Since I don’t keep a computer on my touring bike, I have no idea how long I’ve ridden them for but after a few weeks of constant use, I’m sold on this setup.
Everything on this bike has held up beyond my expectations. The White Industries VBC cranks are still going strong, as is the Phil Wood bottom bracket and SRAM drivetrain. I’ve cleaned and serviced the Chris King Classic rear hub a few times, but haven’t had to touch the SON generator hub. Recently, I spliced a Supernova rear light to the Edelux lamp and save for the lack of internal routing, it looks and works great.
After breaking a few of the Velo Orange decaleurs and not finding a system that worked, I ditched the Swift Ozete Bag for a Wald basket and cargo net. The way I look at it, I can fit a lot of crap into a Wald basket, especially when it’s lined with a tarp. If I have items that need to stay dry, I simply put them in a dry bag. Easy in, easy out. Ideally, I’d like to put a bigger basket on the bike and find someone to make a bag that suits my needs, but that’s a whole ‘nother project.
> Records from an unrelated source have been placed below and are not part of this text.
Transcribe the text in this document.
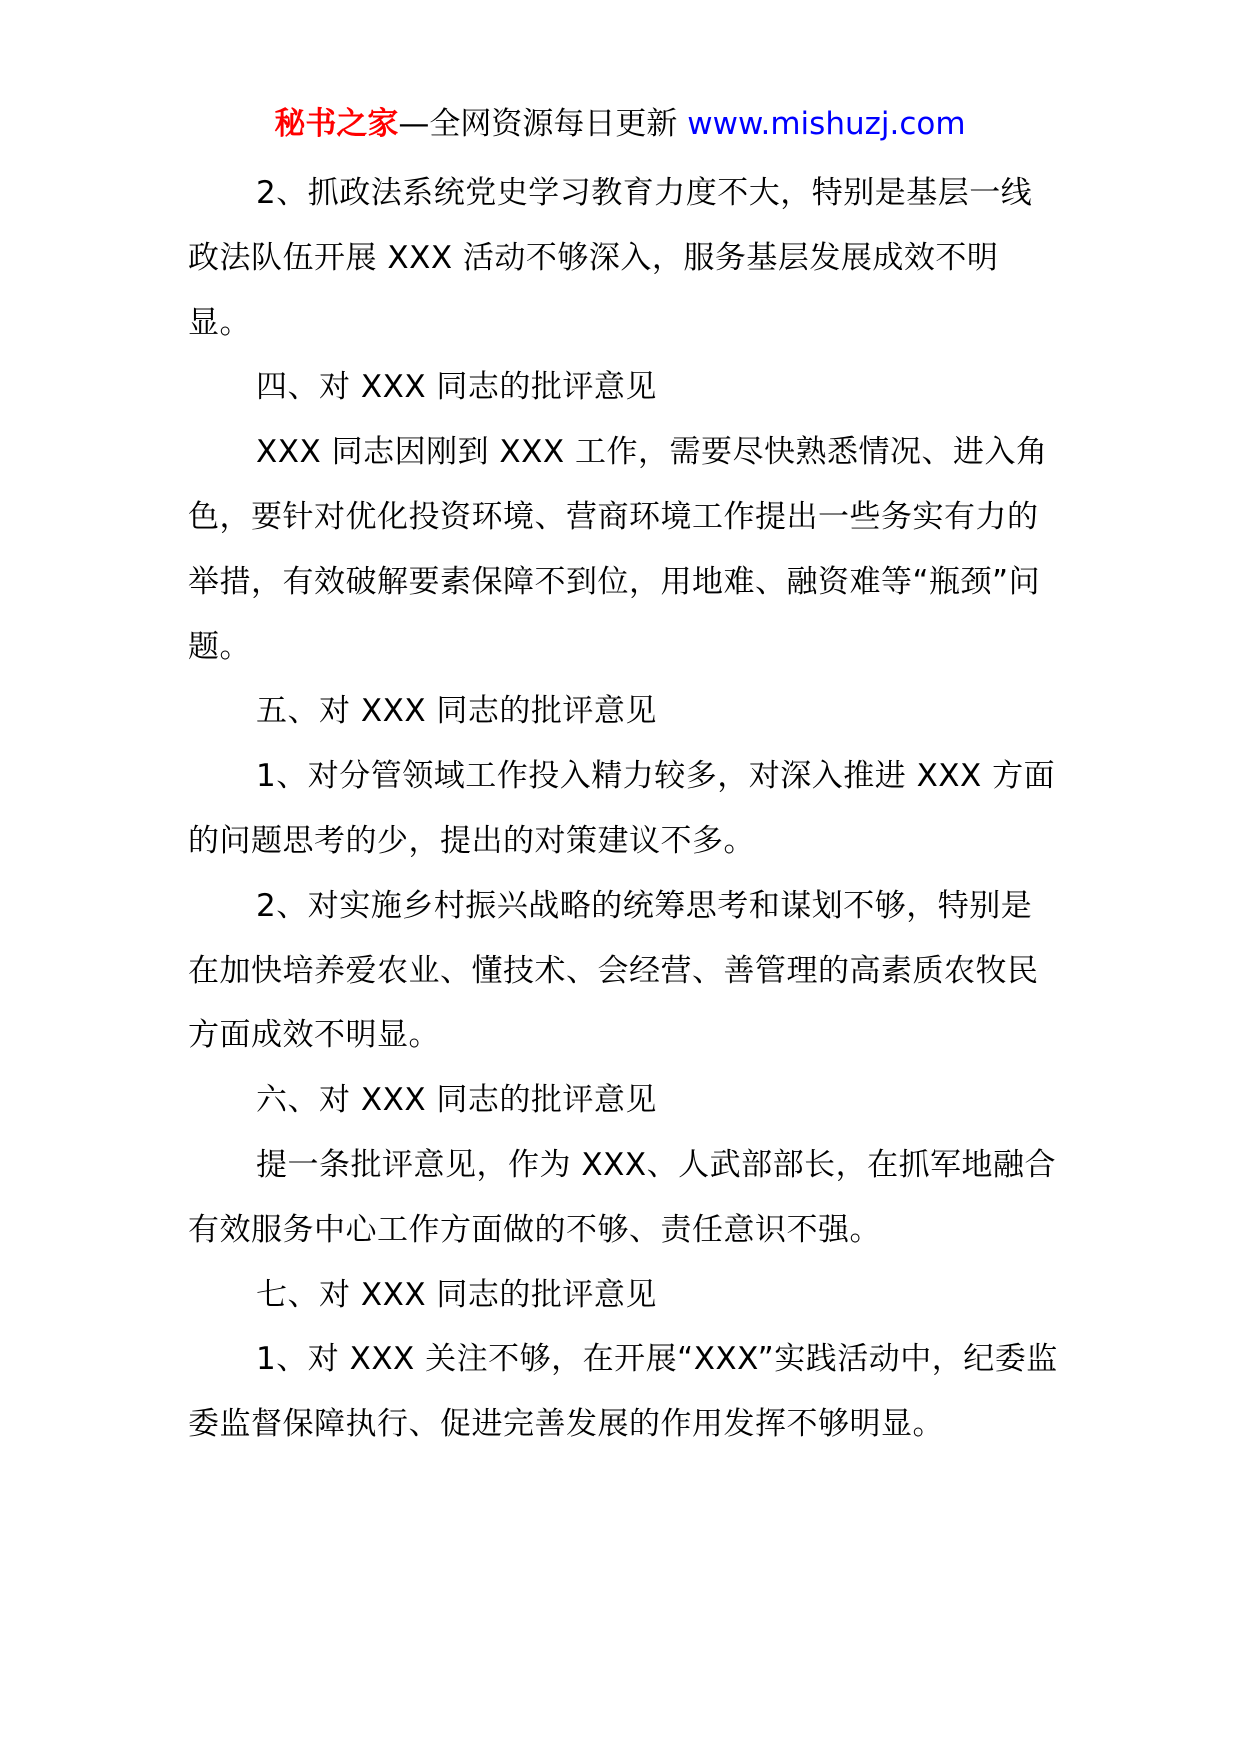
秘书之家—全网资源每日更新 www.mishuzj.com

2、抓政法系统党史学习教育力度不大，特别是基层一线政法队伍开展 XXX 活动不够深入，服务基层发展成效不明显。

四、对 XXX 同志的批评意见

XXX 同志因刚到 XXX 工作，需要尽快熟悉情况、进入角色，要针对优化投资环境、营商环境工作提出一些务实有力的举措，有效破解要素保障不到位，用地难、融资难等“瓶颈”问题。

五、对 XXX 同志的批评意见

1、对分管领域工作投入精力较多，对深入推进 XXX 方面的问题思考的少，提出的对策建议不多。

2、对实施乡村振兴战略的统筹思考和谋划不够，特别是在加快培养爱农业、懂技术、会经营、善管理的高素质农牧民方面成效不明显。

六、对 XXX 同志的批评意见

提一条批评意见，作为 XXX、人武部部长，在抓军地融合有效服务中心工作方面做的不够、责任意识不强。

七、对 XXX 同志的批评意见

1、对 XXX 关注不够，在开展“XXX”实践活动中，纪委监委监督保障执行、促进完善发展的作用发挥不够明显。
Overall, I’m very impressed with not only the longevity of the components, but the durability and consistent pleasant ride the Woodville has delivered. This bike is a dream. No creaks, no nonsense, just precision riding all around. The guys at Geekhouse really know how to make a looker that takes kindly to bookin’ around town, as well as being loaded down.
Thanks to the more than capable hands at Mellow Johnny’s for the help building it up.